Intel : de la fin de l'IDF à celle de Brian Krzanisch
Les journées y débutaient par de grandes conférences où le PDG et ses équipes mulltipliaient les annonces, évoquaient leur feuille de route, parfois sur plusieurs années. De précieuses sessions techniques y étaient organisées pour découvrir certains projets de manière plus détaillée, qu'il s'agisse de technologies en développement, de l'évolution des composants de nos PC, leur format, etc.
De nombreux journalistes étaient invités sur place, l'occasion d'échanges plus directs avec les dirigeants. On savait ainsi où l'entreprise allait, pouvant jauger chaque année de l'évolution des tendances dans son discours, de la réussite ou non de telle ou telle initiative.
C'est sans doute ce qui gênait « BK », qui n'était de toutes façons pas un grand fan de la communication technique.
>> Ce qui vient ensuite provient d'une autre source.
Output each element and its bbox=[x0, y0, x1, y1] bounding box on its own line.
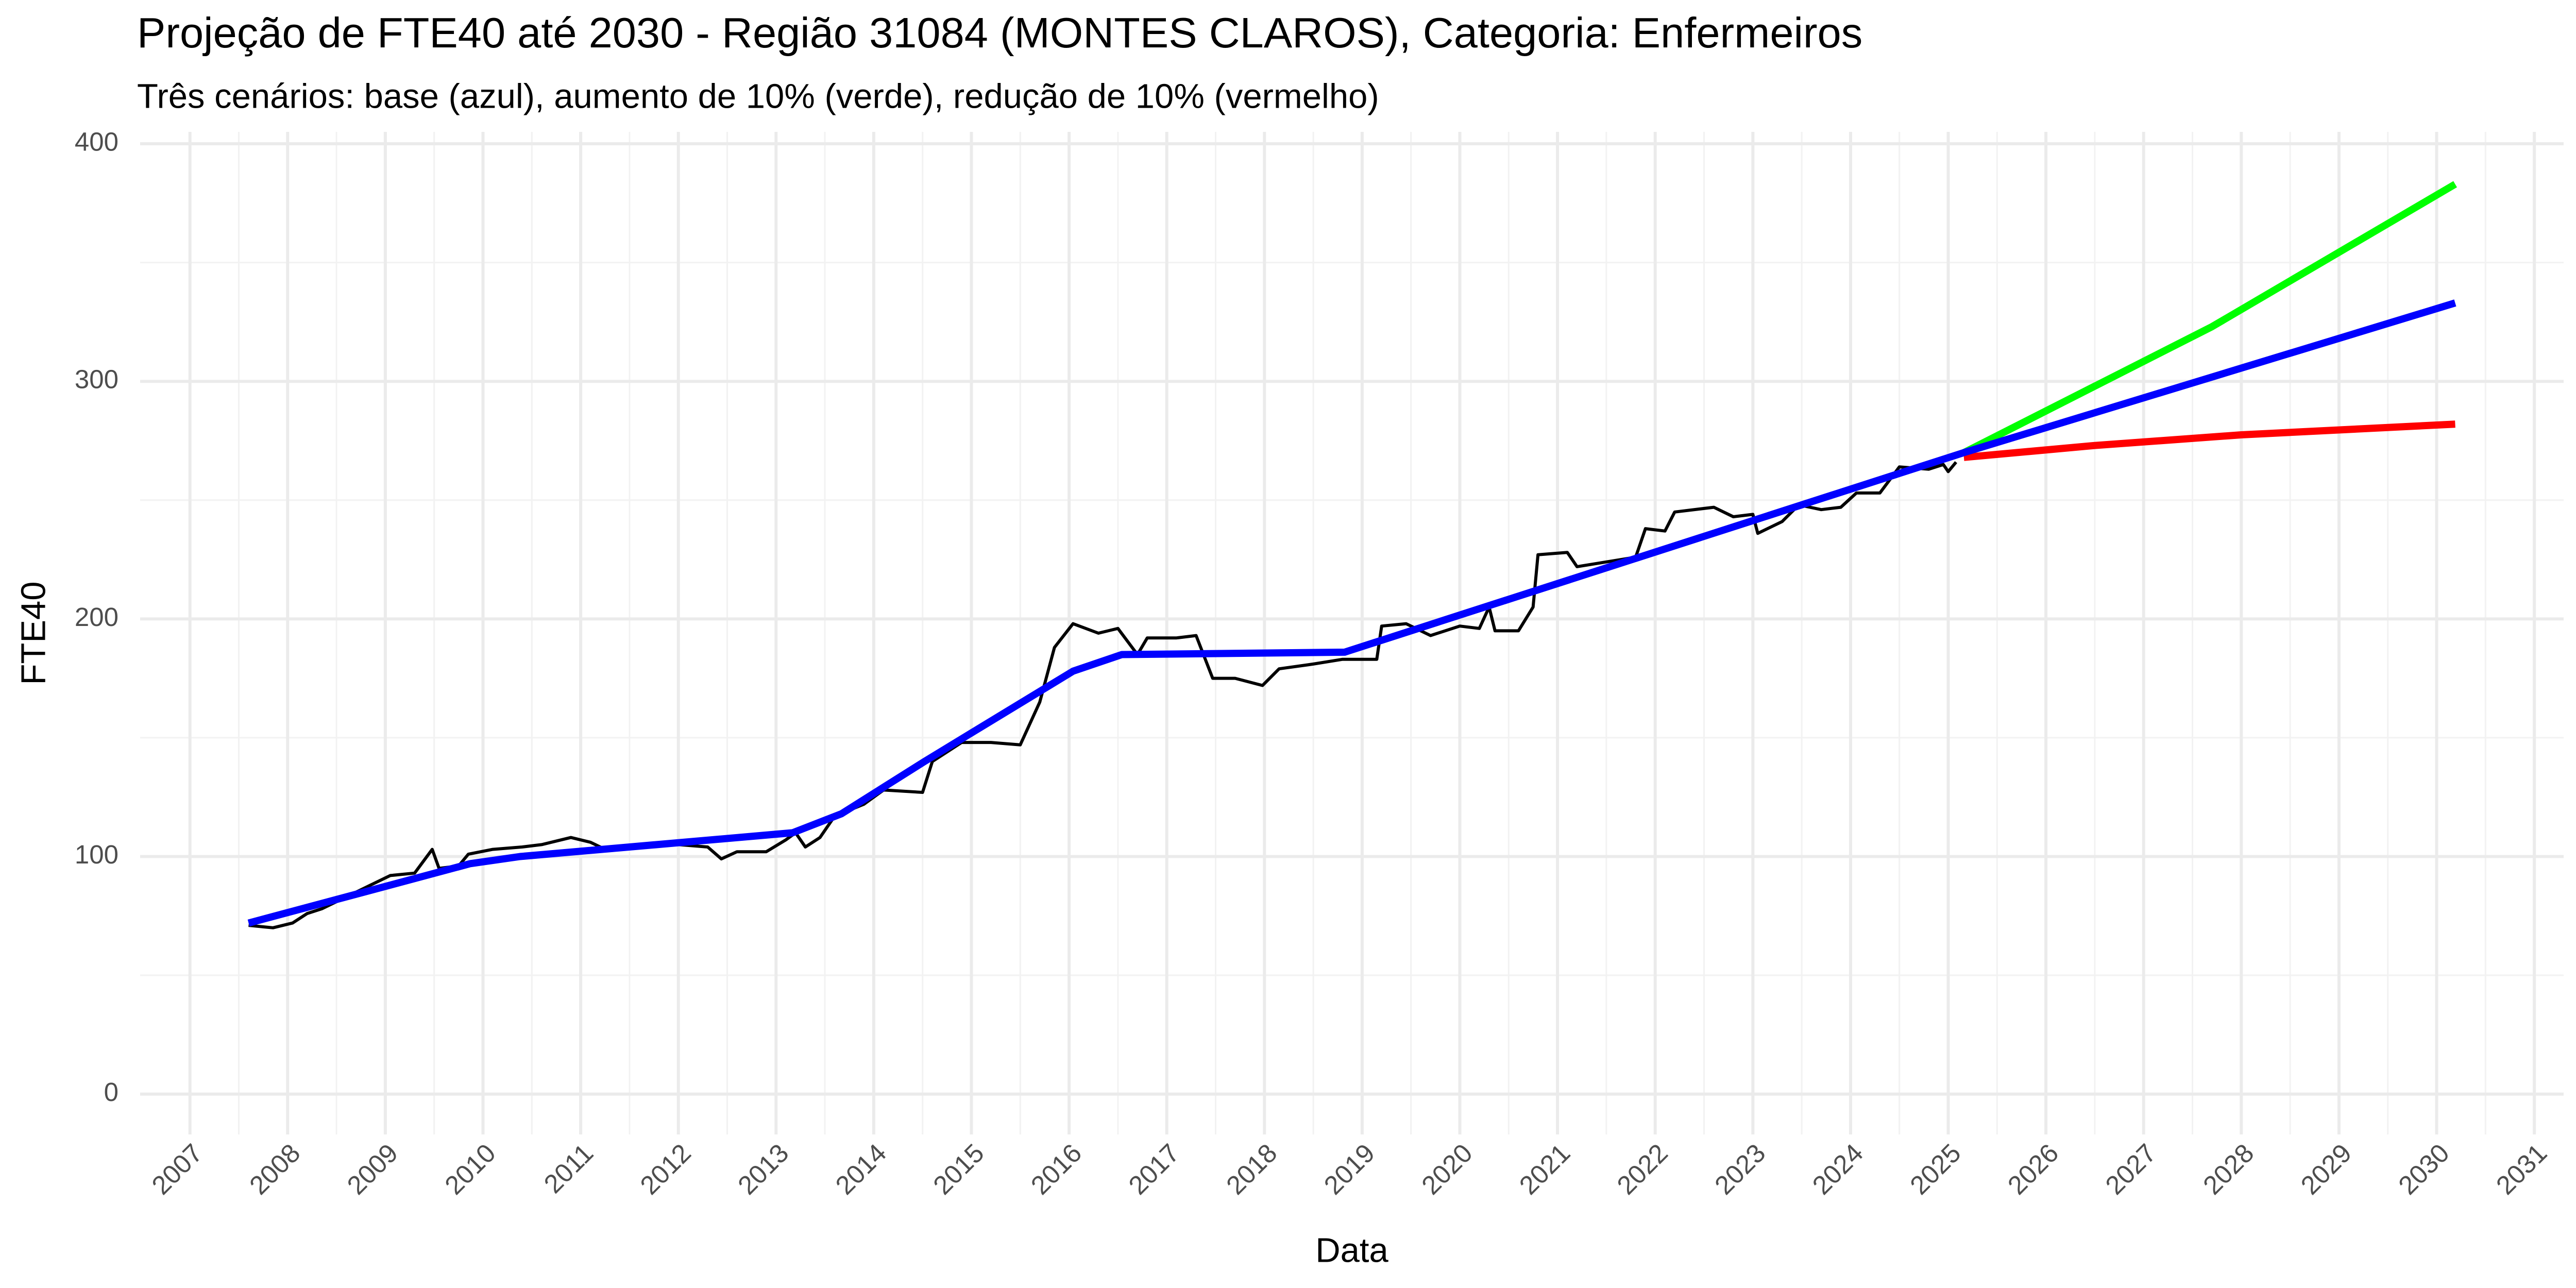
y-tick-label: 100 bbox=[75, 840, 118, 869]
x-axis-label: Data bbox=[1315, 1231, 1388, 1270]
x-tick-label: 2017 bbox=[1123, 1138, 1185, 1200]
x-tick-label: 2018 bbox=[1221, 1138, 1283, 1200]
x-tick-label: 2022 bbox=[1611, 1138, 1673, 1200]
x-tick-label: 2030 bbox=[2393, 1138, 2455, 1200]
x-tick-label: 2009 bbox=[342, 1138, 404, 1200]
x-tick-label: 2024 bbox=[1807, 1138, 1869, 1200]
x-tick-label: 2008 bbox=[244, 1138, 306, 1200]
x-tick-label: 2019 bbox=[1318, 1138, 1381, 1200]
x-tick-label: 2027 bbox=[2099, 1138, 2162, 1200]
y-tick-label: 400 bbox=[75, 127, 118, 157]
x-tick-label: 2016 bbox=[1025, 1138, 1088, 1200]
projection-line bbox=[1962, 181, 2458, 456]
chart-subtitle: Três cenários: base (azul), aumento de 1… bbox=[137, 77, 1379, 116]
x-tick-label: 2007 bbox=[146, 1138, 208, 1200]
x-tick-label: 2013 bbox=[732, 1138, 794, 1200]
x-tick-label: 2023 bbox=[1709, 1138, 1771, 1200]
x-tick-label: 2010 bbox=[439, 1138, 501, 1200]
x-tick-label: 2029 bbox=[2295, 1138, 2358, 1200]
x-tick-label: 2020 bbox=[1416, 1138, 1478, 1200]
x-tick-label: 2028 bbox=[2197, 1138, 2260, 1200]
y-tick-label: 200 bbox=[75, 602, 118, 632]
x-tick-label: 2026 bbox=[2002, 1138, 2064, 1200]
x-tick-label: 2025 bbox=[1904, 1138, 1967, 1200]
y-tick-label: 300 bbox=[75, 365, 118, 394]
x-tick-label: 2011 bbox=[538, 1138, 599, 1199]
x-tick-label: 2031 bbox=[2490, 1138, 2553, 1200]
projection-line bbox=[247, 299, 2456, 927]
x-tick-label: 2021 bbox=[1514, 1138, 1576, 1200]
projection-line bbox=[1963, 420, 2455, 461]
chart-title: Projeção de FTE40 até 2030 - Região 3108… bbox=[137, 9, 1862, 57]
x-tick-label: 2015 bbox=[927, 1138, 990, 1200]
y-axis-label: FTE40 bbox=[14, 581, 53, 685]
x-tick-label: 2012 bbox=[634, 1138, 697, 1200]
x-tick-label: 2014 bbox=[830, 1138, 892, 1200]
y-tick-label: 0 bbox=[104, 1077, 118, 1107]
Le point d'orgue aura été une conférence du CES 2017 où il n'a presque pas été question de produits Intel, mais plutôt de VR, le sujet du 10 nm ayant été balayé d'un revers de main malgré le retard qui s'accumulait.
Vous connaissez la suite : en novembre 2017, Raja Koduri quittait AMD pour Intel, suivi de Jim Keller un an plus tard, tous deux nommés « senior vice president ». Une nouvelle équipe se formait pour réinventer Intel de l'intérieur. Deux mois plus tard, Krzanisch démissionnait. Il fut remplacé par Robert (Bob) Swan.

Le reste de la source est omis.